ELIXIR - 'A sustainable infrastructure for managing biological information in Europe' - One year on

It's been nearly a year since we last wrote about Elixir, the European research infrastructure project looking to support life-science information. Our friends at the European Bioinformatics Institute made us aware at the time that a pan-European project was under way to build and operate a sustainable infrastructure for managing and safeguarding biological information including genetic, protein and complex network analysis outputs.

So what's been happening in the intervening period?

Another seven countries have signed the Memorandum of Understanding in that time, broadening the remit and support-base for the initiative. The wider this base the better in light of the organisation's assertion that "the collection, curation, storage, archiving, integration and deployment of biomolecular data is an immense challenge that cannot be handled by a single organisation or by one country alone, but requires international coordination."
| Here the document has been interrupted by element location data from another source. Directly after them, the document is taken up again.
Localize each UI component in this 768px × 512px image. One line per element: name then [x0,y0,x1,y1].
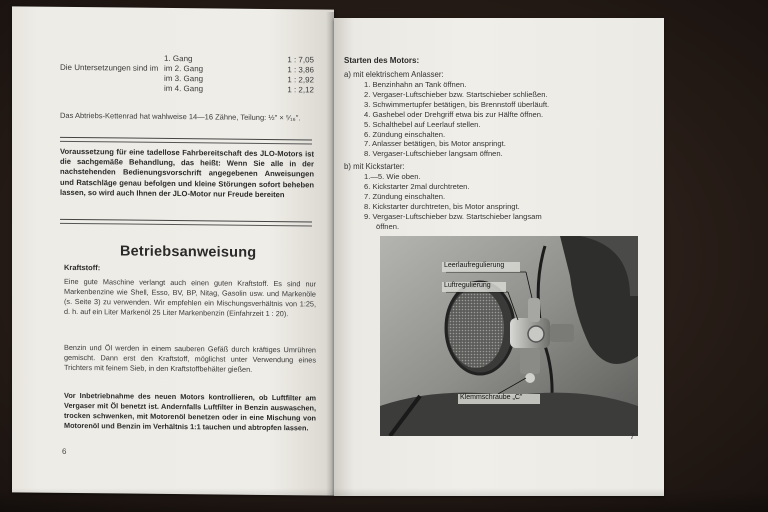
label-air-adjustment: Luftregulierung [444,282,491,289]
list-item: 4. Gashebel oder Drehgriff etwa bis zur Hälfte öffnen. [364,109,544,119]
air-filter-paragraph: Vor Inbetriebnahme des neuen Motors kontrollieren, ob Luftfilter am Vergaser mit Öl benetzt ist. Andernfalls Luftfilter in Benzin auswaschen, trocken schwenken, mit Motorenöl benetzen oder in eine Mischung von Motorenöl und Benzin im Verhältnis 1:1 tauchen und abtropfen lassen. [64,390,316,433]
gear-ratio: 1 : 3,86 [287,65,314,75]
right-page [334,18,664,496]
divider-bottom-thin [60,223,312,227]
label-idle-adjustment: Leerlaufregulierung [444,262,505,269]
section-a-label: a) mit elektrischem Anlasser: [344,70,444,79]
bottom-shadow [0,488,768,512]
gear-ratio: 1 : 2,92 [287,75,314,85]
section-heading: Betriebsanweisung [120,243,257,261]
gear-name: im 4. Gang [164,83,204,94]
mixing-paragraph: Benzin und Öl werden in einem sauberen Gefäß durch kräftiges Umrühren gemischt. Dann erst den Kraftstoff, möglichst unter Verwendung eines Trichters mit feinem Sieb, in den Kraftstoffbehälter gießen. [64,342,316,374]
gear-name: im 2. Gang [164,63,204,74]
list-item: 8. Kickstarter durchtreten, bis Motor anspringt. [364,201,520,211]
open-booklet [8,8,666,500]
list-item: 6. Kickstarter 2mal durchtreten. [364,181,470,191]
list-item: 7. Anlasser betätigen, bis Motor anspringt. [364,139,506,149]
gear-ratio: 1 : 7,05 [287,55,314,65]
list-item: 6. Zündung einschalten. [364,129,446,139]
start-title: Starten des Motors: [344,56,420,65]
label-clamp-screw: Klemmschraube „C" [460,394,523,401]
list-item: 7. Zündung einschalten. [364,191,446,201]
page-number: 7 [630,432,635,441]
gear-name: im 3. Gang [164,73,204,84]
gear-row [164,84,314,96]
list-item: 1. Benzinhahn an Tank öffnen. [364,80,467,89]
steps-a-list [364,80,549,159]
chain-sprocket-text: Das Abtriebs-Kettenrad hat wahlweise 14—16 Zähne, Teilung: ½" × ⁵⁄₁₆". [60,110,301,123]
carburetor-illustration [380,236,638,436]
section-b-label: b) mit Kickstarter: [344,162,405,171]
fuel-paragraph: Eine gute Maschine verlangt auch einen guten Kraftstoff. Es sind nur Markenbenzine wie Shell, Esso, BV, BP, Nitag, Gasolin usw. und Markenöle (s. Seite 3) zu verwenden. Wir empfehlen ein Mischungsverhältnis von 1:25, d. h. auf ein Liter Markenöl 25 Liter Markenbenzin (Einfahrzeit 1 : 20). [64,276,316,319]
list-item: 3. Schwimmertupfer betätigen, bis Brennstoff überläuft. [364,99,550,109]
list-item: 2. Vergaser-Luftschieber bzw. Startschieber schließen. [364,89,548,99]
steps-b-list [364,172,542,231]
divider-top [60,137,312,141]
gear-ratio: 1 : 2,12 [287,85,314,95]
left-page [12,6,334,495]
list-item: 8. Vergaser-Luftschieber langsam öffnen. [364,149,503,159]
page-number: 6 [62,446,67,456]
carburetor-photo [380,236,638,436]
list-item: öffnen. [376,221,400,231]
subheading: Kraftstoff: [64,262,101,273]
intro-paragraph: Voraussetzung für eine tadellose Fahrbereitschaft des JLO-Motors ist die sachgemäße Behandlung, das heißt: Wenn Sie alle in der nachstehenden Bedienungsvorschrift angegebenen Anweisungen und Ratschläge genau befolgen und kleine Störungen sofort beheben lassen, so wird auch Ihnen der JLO-Motor nur Freude bereiten [60,146,314,199]
list-item: 5. Schalthebel auf Leerlauf stellen. [364,119,481,129]
gear-ratio-lead: Die Untersetzungen sind im [60,62,159,73]
list-item: 9. Vergaser-Luftschieber bzw. Startschieber langsam [364,211,542,221]
gear-name: 1. Gang [164,53,193,64]
divider-top-thin [60,141,312,145]
list-item: 1.—5. Wie oben. [364,172,421,181]
divider-bottom [60,219,312,223]
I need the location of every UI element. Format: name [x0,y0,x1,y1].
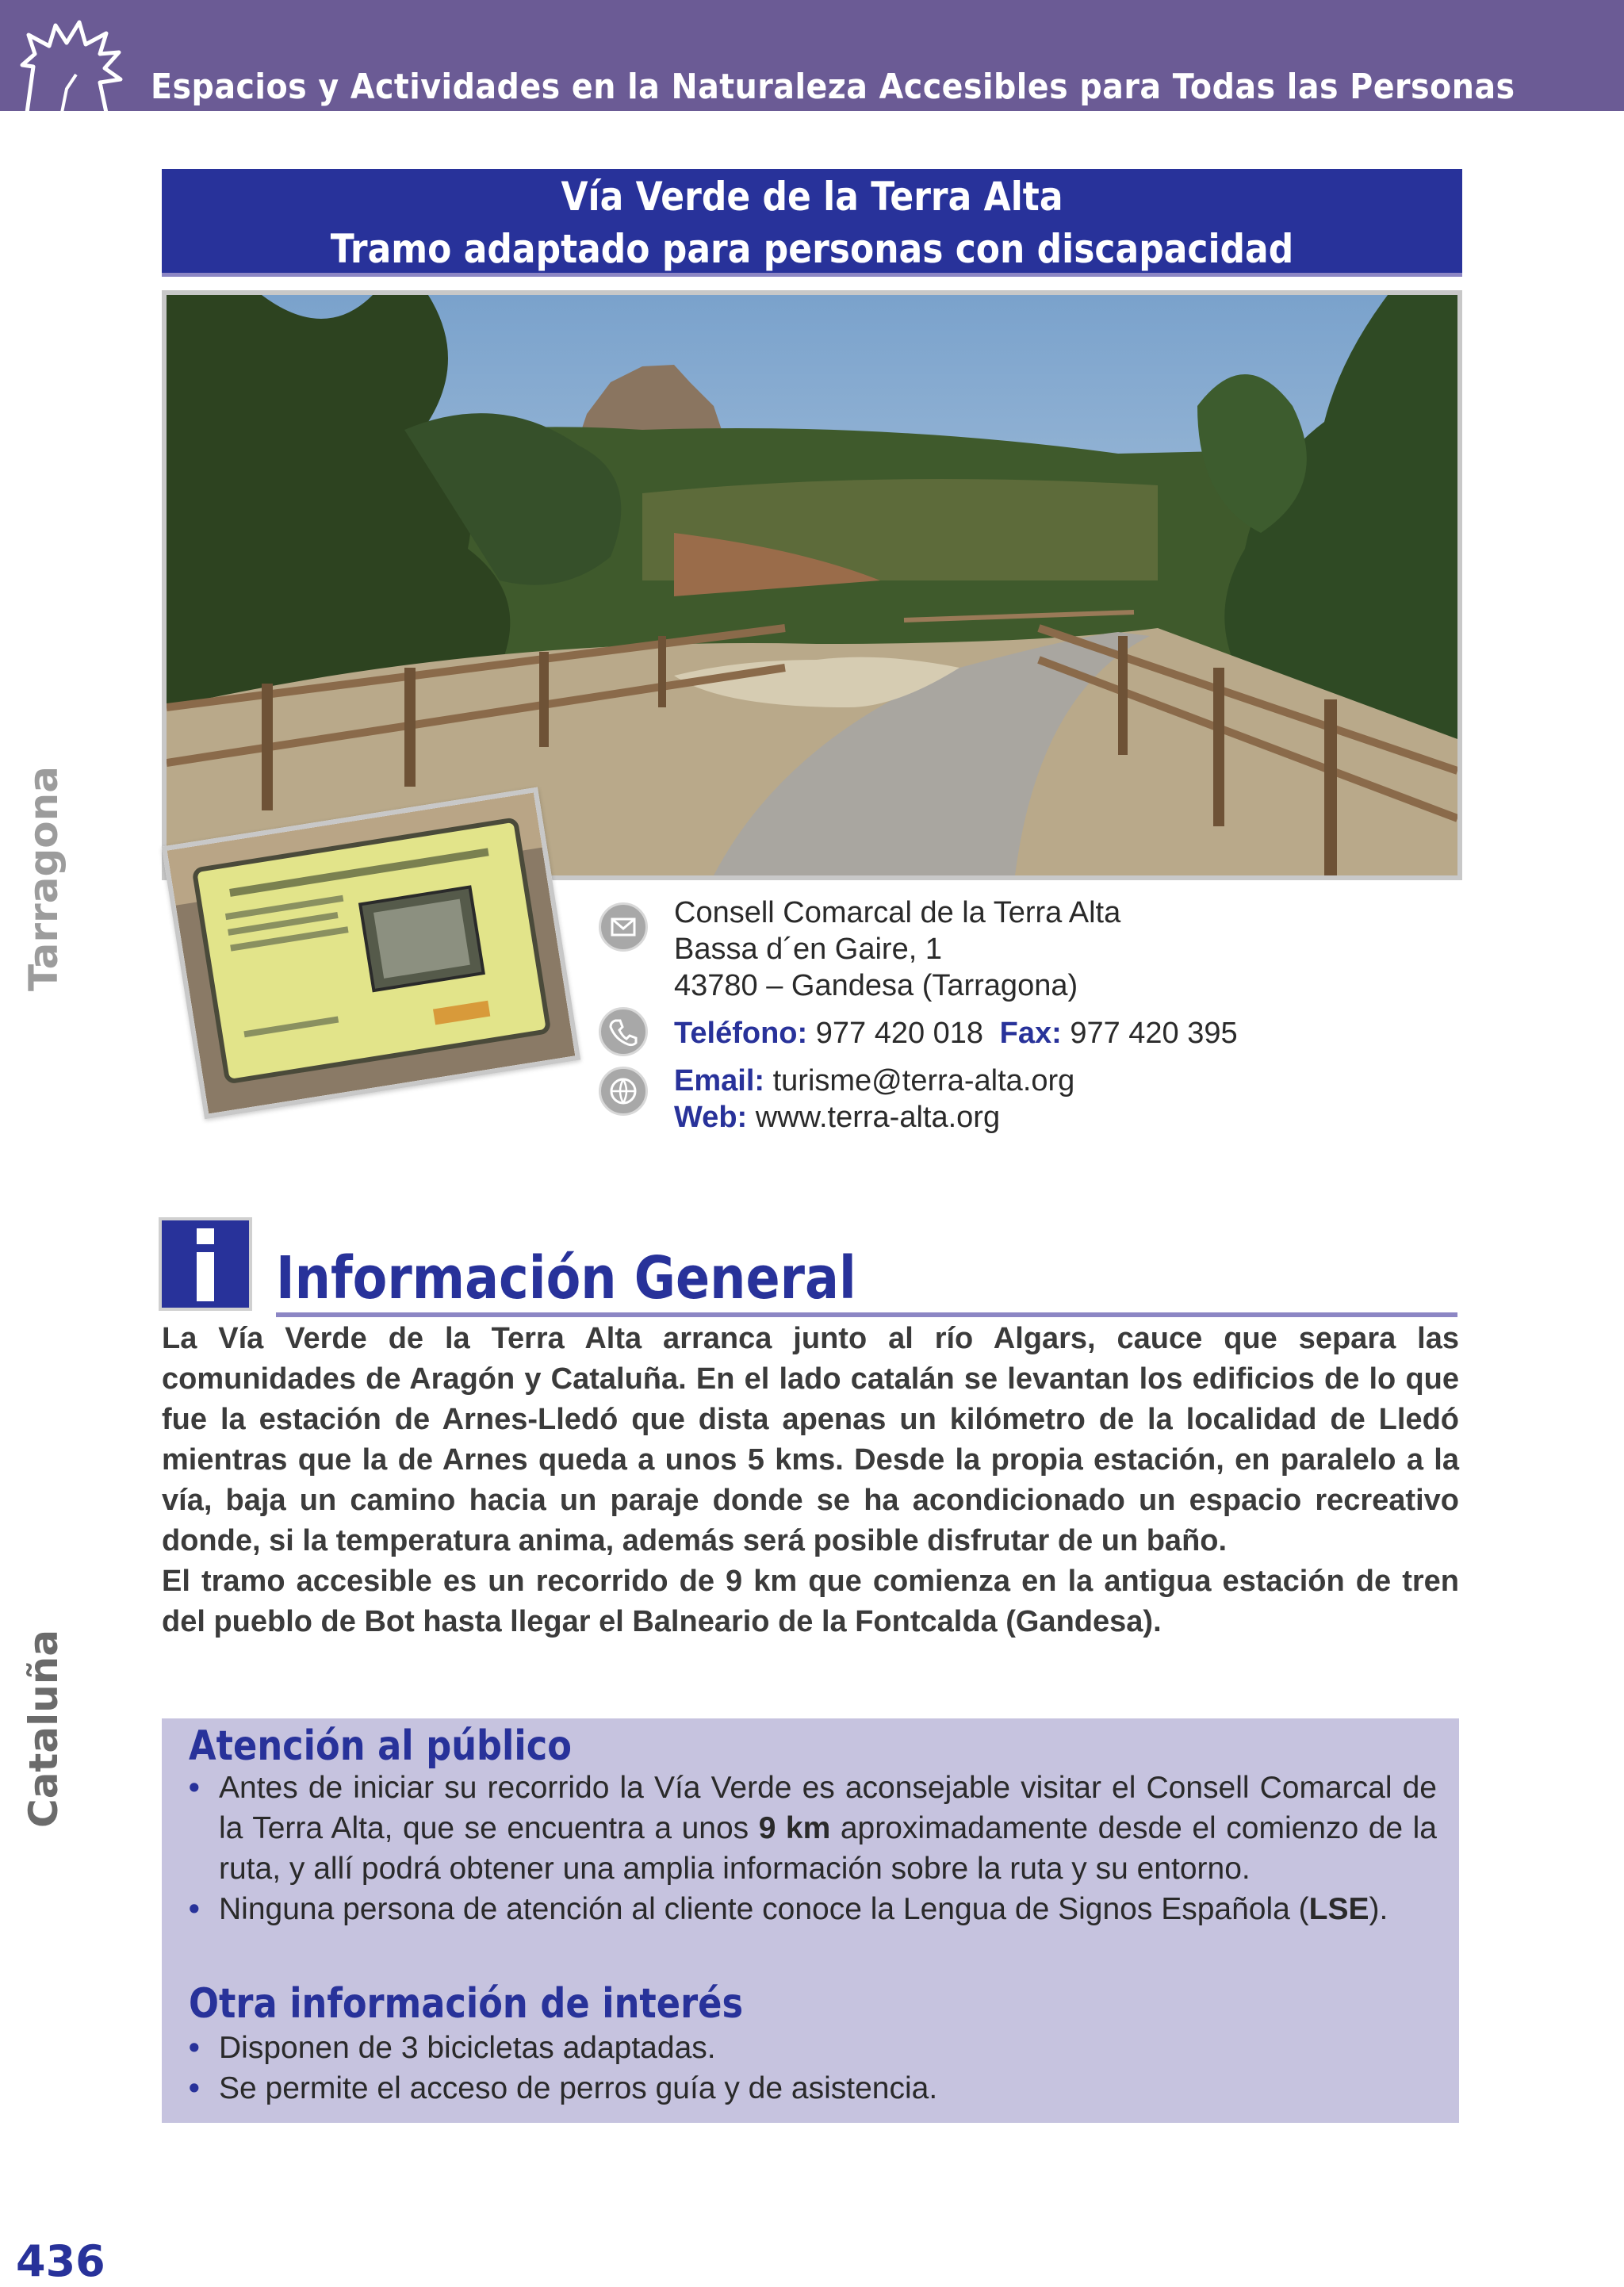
other-info-heading: Otra información de interés [189,1980,744,2028]
mail-icon [599,902,648,952]
email-label: Email: [674,1064,765,1098]
title-line-1: Vía Verde de la Terra Alta [561,174,1063,220]
title-box [162,169,1462,277]
globe-icon [599,1067,648,1116]
page-number: 436 [16,2236,105,2286]
list-item: • Se permite el acceso de perros guía y de asistencia. [186,2068,1437,2109]
bullet: • [189,2071,200,2105]
attention-heading: Atención al público [189,1722,572,1770]
list-item: • Antes de iniciar su recorrido la Vía Verde es aconsejable visitar el Consell Comarcal de la Terra Alta, que se encuentra a unos 9 km aproximadamente desde el comienzo de la ruta, y allí podrá obtener una amplia información sobre la ruta y su entorno. [186,1768,1437,1889]
contact-address-2: 43780 – Gandesa (Tarragona) [674,969,1078,1002]
contact-address-1: Bassa d´en Gaire, 1 [674,933,942,966]
info-icon [159,1217,252,1311]
web-link[interactable]: www.terra-alta.org [755,1101,1001,1134]
general-paragraph-2: El tramo accesible es un recorrido de 9 km que comienza en la antigua estación de tren del pueblo de Bot hasta llegar el Balneario de la Fontcalda (Gandesa). [162,1565,1459,1638]
web-label: Web: [674,1101,748,1134]
phone-icon [599,1007,648,1056]
email-link[interactable]: turisme@terra-alta.org [772,1064,1075,1098]
contact-phone-line [674,1015,1238,1052]
fax-label: Fax: [999,1017,1062,1050]
contact-org: Consell Comarcal de la Terra Alta [674,896,1121,929]
list-item: • Ninguna persona de atención al cliente conoce la Lengua de Signos Española (LSE). [186,1889,1437,1929]
contact-email-line [674,1063,1074,1099]
info-heading: Información General [276,1244,856,1312]
phone-value: 977 420 018 [815,1017,984,1050]
leaf-outline-icon [11,19,138,114]
fax-value: 977 420 395 [1070,1017,1238,1050]
side-label-province: Tarragona [21,766,67,991]
general-paragraph-1: La Vía Verde de la Terra Alta arranca junto al río Algars, cauce que separa las comunidades de Aragón y Cataluña. En el lado catalán se levantan los edificios de lo que fue la estación de Arnes-Lledó que dista apenas un kilómetro de la localidad de Lledó mientras que la de Arnes queda a unos 5 kms. Desde la propia estación, en paralelo a la vía, baja un camino hacia un paraje donde se ha acondicionado un espacio recreativo donde, si la temperatura anima, además será posible disfrutar de un baño. [162,1322,1459,1557]
heading-rule [276,1312,1457,1317]
list-item: • Disponen de 3 bicicletas adaptadas. [186,2028,1437,2068]
bullet: • [189,2031,200,2065]
bullet: • [189,1771,200,1805]
contact-web-line [674,1099,1000,1136]
attention-box [162,1718,1459,2123]
header-title: Espacios y Actividades en la Naturaleza Accesibles para Todas las Personas [151,67,1515,107]
general-info-text [162,1319,1459,1642]
bullet: • [189,1892,200,1926]
attention-list [186,1768,1437,1929]
side-label-region: Cataluña [21,1629,67,1828]
title-line-2: Tramo adaptado para personas con discapacidad [330,226,1294,272]
main-photo [162,290,1462,880]
inset-sign-photo [162,787,581,1120]
other-info-list [186,2028,1437,2109]
phone-label: Teléfono: [674,1017,808,1050]
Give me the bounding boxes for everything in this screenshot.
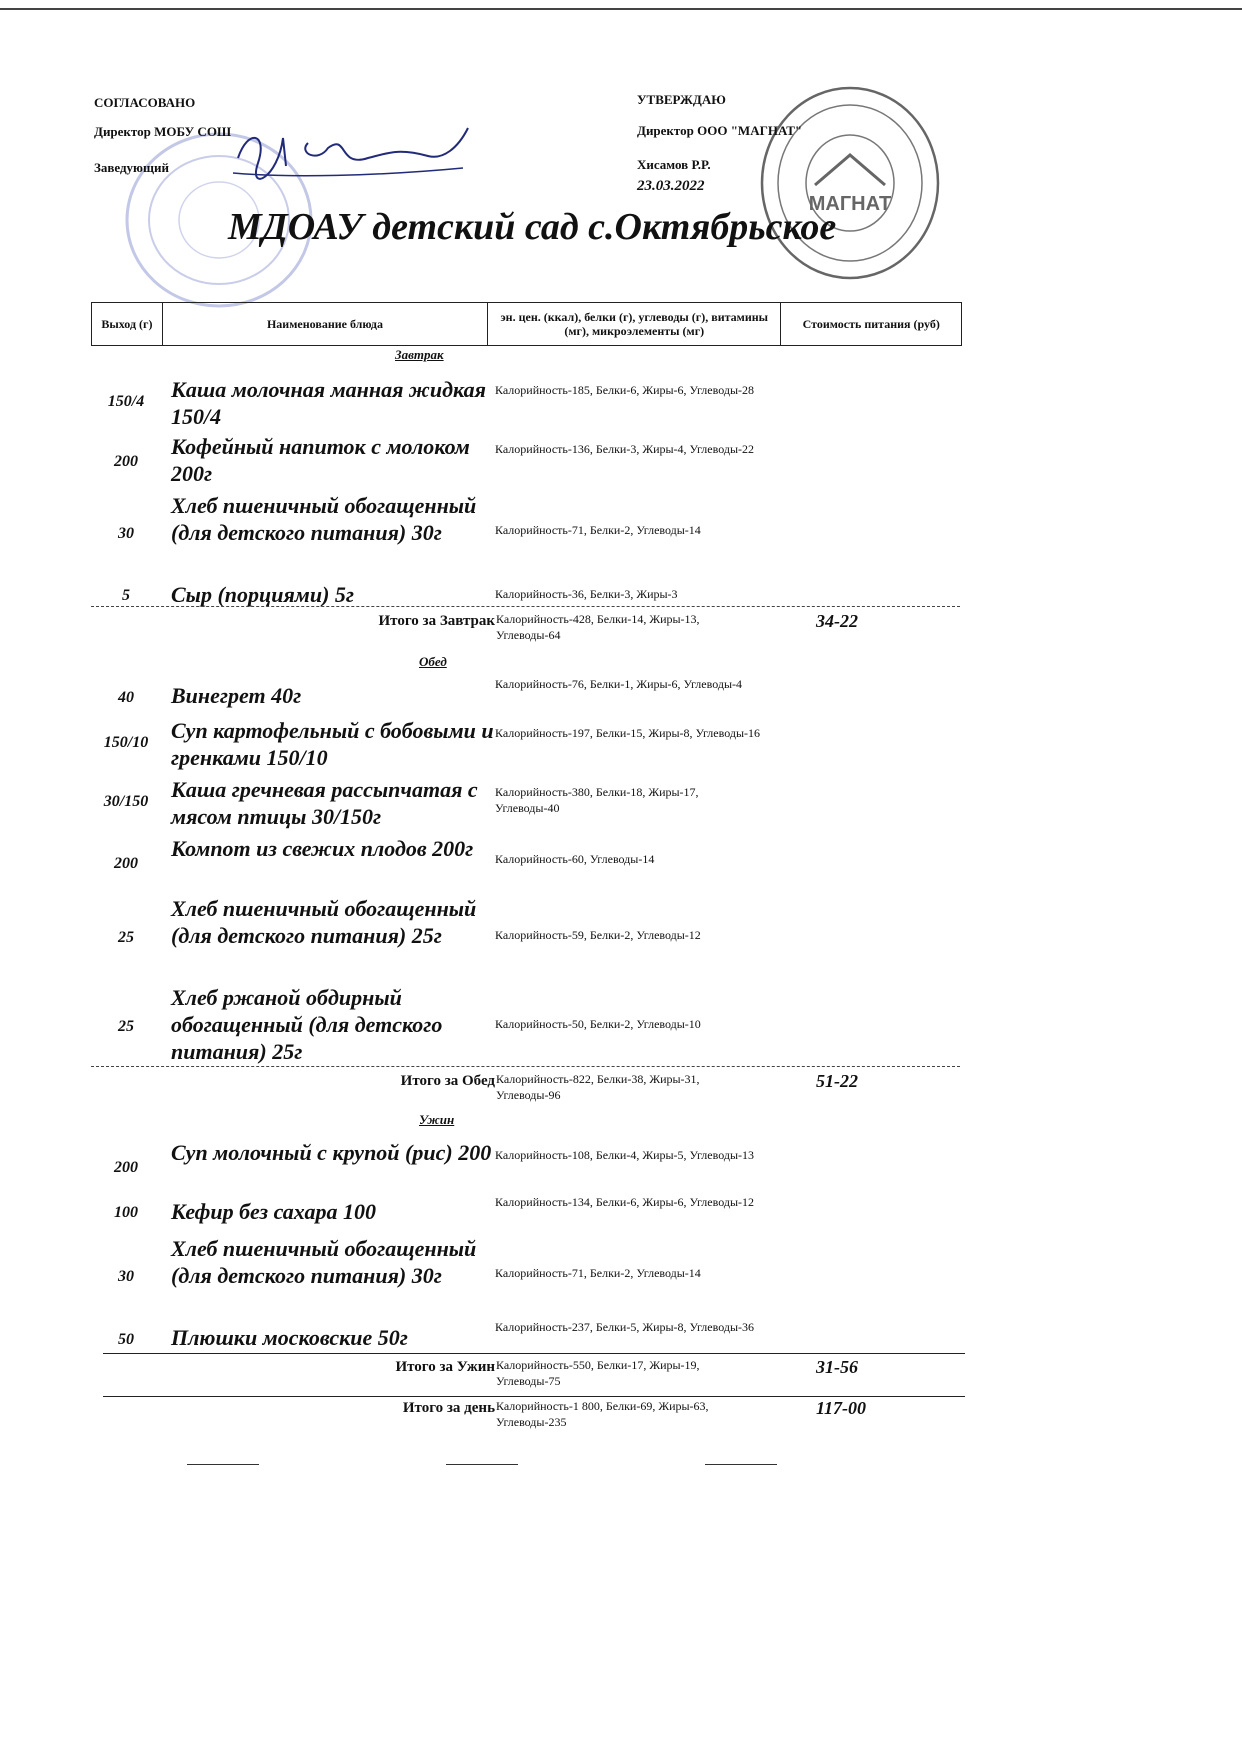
row-dish: Каша гречневая рассыпчатая с мясом птицы 30/150г bbox=[171, 777, 478, 829]
right-director-label: Директор ООО "МАГНАТ" bbox=[637, 123, 803, 138]
col-cost-header: Стоимость питания (руб) bbox=[802, 317, 940, 331]
total-cost: 51-22 bbox=[816, 1071, 858, 1091]
total-cost: 31-56 bbox=[816, 1357, 858, 1377]
scan-top-edge bbox=[0, 8, 1242, 10]
row-dish: Хлеб ржаной обдирный обогащенный (для детского питания) 25г bbox=[171, 985, 443, 1064]
total-cost: 117-00 bbox=[816, 1398, 867, 1418]
approve-label: УТВЕРЖДАЮ bbox=[637, 92, 726, 107]
row-out: 40 bbox=[118, 689, 134, 706]
right-stamp-seal bbox=[755, 85, 945, 285]
signature-blank bbox=[187, 1464, 259, 1465]
total-nutrition: Калорийность-428, Белки-14, Жиры-13, Углеводы-64 bbox=[496, 612, 700, 642]
row-nutrition: Калорийность-50, Белки-2, Углеводы-10 bbox=[495, 1017, 701, 1031]
row-nutrition: Калорийность-60, Углеводы-14 bbox=[495, 852, 655, 866]
row-nutrition: Калорийность-76, Белки-1, Жиры-6, Углеводы-4 bbox=[495, 677, 743, 691]
col-name-header: Наименование блюда bbox=[163, 303, 488, 345]
row-dish: Каша молочная манная жидкая 150/4 bbox=[171, 377, 486, 429]
table-header bbox=[91, 302, 962, 346]
row-out: 30/150 bbox=[103, 793, 149, 810]
total-nutrition: Калорийность-822, Белки-38, Жиры-31, Углеводы-96 bbox=[496, 1072, 700, 1102]
page-title: МДОАУ детский сад с.Октябрьское bbox=[228, 206, 837, 248]
section-breakfast: Завтрак bbox=[395, 347, 444, 362]
left-director-label: Директор МОБУ СОШ bbox=[94, 124, 232, 139]
row-nutrition: Калорийность-71, Белки-2, Углеводы-14 bbox=[495, 1266, 701, 1280]
row-dish: Сыр (порциями) 5г bbox=[171, 582, 355, 607]
divider bbox=[91, 606, 960, 607]
row-dish: Винегрет 40г bbox=[171, 683, 302, 708]
total-label: Итого за Обед bbox=[400, 1073, 495, 1089]
total-label: Итого за Ужин bbox=[395, 1359, 495, 1375]
signature bbox=[228, 118, 478, 188]
row-nutrition: Калорийность-237, Белки-5, Жиры-8, Углеводы-36 bbox=[495, 1320, 755, 1334]
col-out-header: Выход (г) bbox=[92, 303, 163, 345]
row-out: 150/10 bbox=[103, 734, 149, 751]
section-dinner: Ужин bbox=[419, 1112, 455, 1127]
row-dish: Кофейный напиток с молоком 200г bbox=[171, 434, 470, 486]
row-out: 150/4 bbox=[107, 393, 145, 410]
divider bbox=[103, 1353, 965, 1354]
row-dish: Хлеб пшеничный обогащенный (для детского питания) 30г bbox=[171, 493, 477, 545]
total-label: Итого за день bbox=[402, 1400, 495, 1416]
total-nutrition: Калорийность-550, Белки-17, Жиры-19, Углеводы-75 bbox=[496, 1358, 700, 1388]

The European Commission's Community Research and Development Information Service (CORDIS) page on the project indicates that the first phase of funding is due to come to an end in December 2012 having run for five years. The project's aims over that period were all directed at gaining the widest possible support for the initiative by means of Memoranda of Understanding and included defining:
  • The scope of the infrastructure, its role and benefits
  • An appropriate governance and legal structure
  • A long term funding structure to provide a sustainable infrastructure
  • The requirements for the European Data Centre in the next 5-10 years
  • The critical interdisciplinary links that need to be forged between the biological and related scientific disciplines, including medicine, agriculture and the environment
  • The needs of related European industries
  • A training strategy to ensure that Europe effectively exploits all the available information
In carrying out this work Elixir assert that they were committed to involving all relevant stakeholders including users, data providers, tools providers to ensure that the infrastructure designed would be fit for purpose and exploring interoperability and supporting standards facilitating the between integration between core and specialised data resources.

Back in November 2011, we were anticipating the the Interim Board's announcement of the first phase of construction, however, we should point out that this period in Elixir's development is still the Preparatory Phase which title may make sense of the difficulty we've had finding concrete outputs from the project - the website for the Preparatory Phase is a little low-tech and also a little out of date - for more up-to-the-minute news see the Press Releases page on the main Elixir site from which you can see that much of the recent news involves the 'on-boarding' of various different European states but also covers the inception of their newsletter and, of most interest to us, the start of a new initiative co-ordinted by Elixir: BioMedBridges.

In their own words: "BioMedBridges is a joint effort of ten biomedical sciences research infrastructures on the ESFRI roadmap. Together, the project partners will develop the shared e-infrastructure—the technical bridges—to allow interoperability between data and services in the biological, medical, translational and clinical domains and thus strengthen biomedical resources in Europe. Launched in January 2012, the four-year initiative has been financed with €10.6 million by the European Commission’s Seventh Framework Programme."